Все вроде бы просто: о подвигах говорить не надо, потому что это окрадывает нас, делает нас безоружными, и это, в сущности, не только лишает нас награды, а в силу нашей несмиренности чаще просто нас разрушает. Уж если о подвигах говорить нет смысла, то тем более совершенно нет никакого смысла и наипаче вредно говорить о том, какие были сны, видения или откровения.

Подвиг – это хотя бы что-то настоящее. Пусть это одна молитва, но она реально была прочитана, пусть это слезы, но они реально были пролиты, пусть это книга, но она прочитана. Нельзя этим хвалиться, но это хотя бы что-то действительно свершившееся. Какой смысл хвалиться тем, что ты видел во сне или видел какое-то откровение, которое вообще было только в твоем сознании? Оно никак не материализовано, оно никак не было действенным. Может, это показалось, может, приснилось. Может, это правда, а может, нет. Может, ангел показал – может, бес; может, Бог – может, нет. Это непонятно, это всего лишь некое движение нашего сознания, и чего о нем говорить?

Видение – это как мечта, это – пустое, о нем не стоит распространяться всем. Но если это действительно было откровение значимое, достойное, любой человек должен сразу сказать: «А кто я такой, чтобы мне давали откровения: пророк, святой отец, преподобный, подвижник? Кто я такой?» Сразу человек должен себя как бы за волосы схватить, опустить пониже и сказать себе: «Ты не такого полета, чтобы тебе видения показывать! Нет!» И протрезветь надо сразу, остепениться и заниматься делом, действенным.
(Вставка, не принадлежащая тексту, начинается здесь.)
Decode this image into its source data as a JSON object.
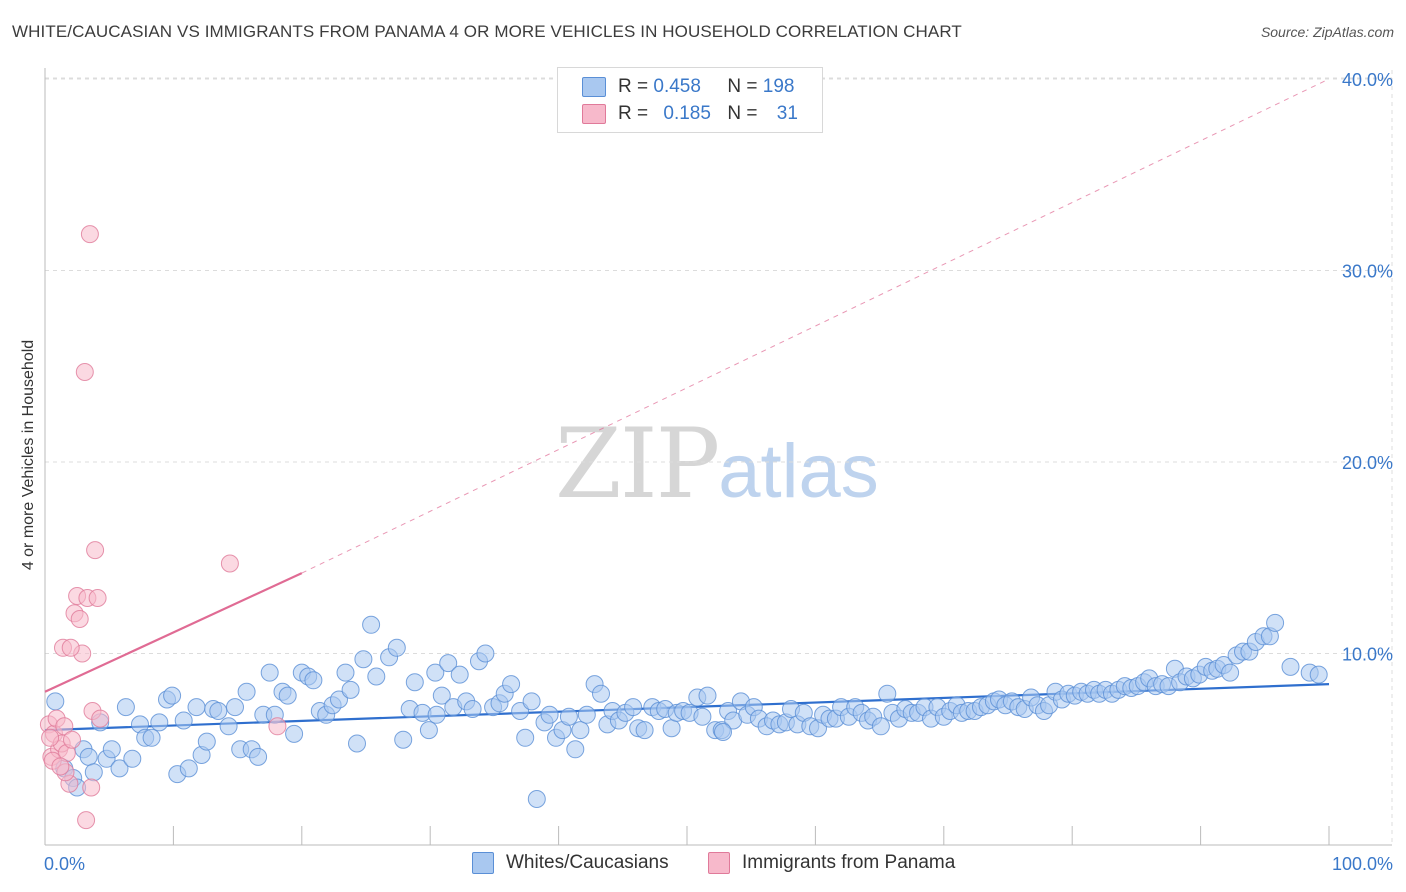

Но если даже было нам откровение и, допустим, оно истинное, тогда сама суть откровения, данного нам Богом в том, чтобы спрятать его, закрыть его, потому что оно Богом смиренным показывается. И если бы Бог хотел, чтобы об этом знали все, – Он сказал бы об этом всем, Он показал бы это правящему архиерею, патриарху, Синоду, святому отцу, а не мне – убогому. Значит, это что-то для меня значимое, это нужно спрятать, скрыть, даже если это истинное. Хотя 99%, что это просто наваждение какое-то, не имеющее отношения к истинности.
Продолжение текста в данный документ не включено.